Official Ken Sugimori art of Farfetch'd. |
Okay, first things first: let's take a look at Farfetch'd's concept. It's a duck. That much is obvious, at least. It's a tasty duck at that, because Farfetch'd is a delicacy and makes for a delicous meal, especially when cooked with leek. Now, let it be the case that Farfetch'd is always carrying a leek stalk or a spring onion with it in its wings, sometimes fighting over the best sticks with other Farfetch'd. In fact, it is unable to live without one, as it serves as a weapon, nesting material and emergency food source. And its own garnish, apparently, because Farfetch'd is almost extinct due to it being hunted down for food in the first place. Survival of the fittest? Well, Darwin's evolution theory definitely does not apply to Farfetch'd. It does leave food for thought, though (pun intended). I mean, think about it: this means that the Pokémon world is pretty much like our world, in which we keep animals as a pet but also slaughter them in order to consume them. If we assume that there are no ordinary animals in the Pokémon world and the people there also eat other kinds of meat than just Farfetch'd, there is a big chance that Pokémon like Miltank and Tepig are also kept for slaughter. However, with the exception of the occasional wacko, nobody in our world keeps a cow or pig, usually animals kept as livestock, as a pet. Nor would anybody eat their dog, cat, hamster, goldfish or canary, while we're at it. Pokémon, on the other hand, are often regarded as people's friends, pets and even fighting tools. If you take that into account, I'd figure it is hard, and even somewhat callous, to eat a Pokémon you know you can have a strong bond with or you know can be useul in battle. Like I said: food for thought.
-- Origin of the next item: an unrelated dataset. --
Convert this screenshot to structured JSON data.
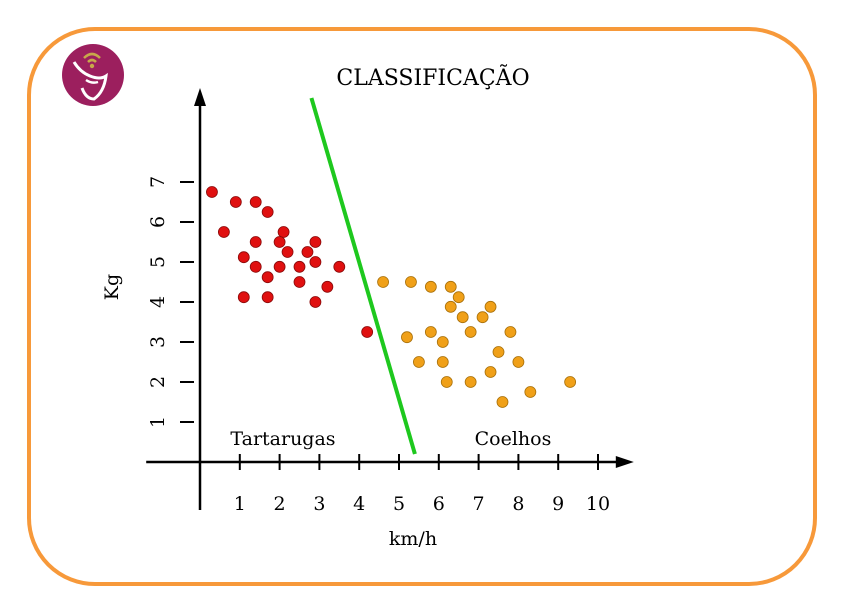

Farfetch'd repeatedly beating Psyduck on the head with its stick. And the poor thing already suffers from severe headaches. |
Farfetch'd is a terrible competitive battler. Heck, it's even disappointing when you use it in a regular playthrough. It does have an interesting flavor to it, though (in this case, pun most definitely intended), and its design and concept are funny enough, so I won't give it a bad rating because of the fact it is absolutely worthless in battle. Now, if you'll excuse me, I suddenly have an inexplicable hunger for Peking duck.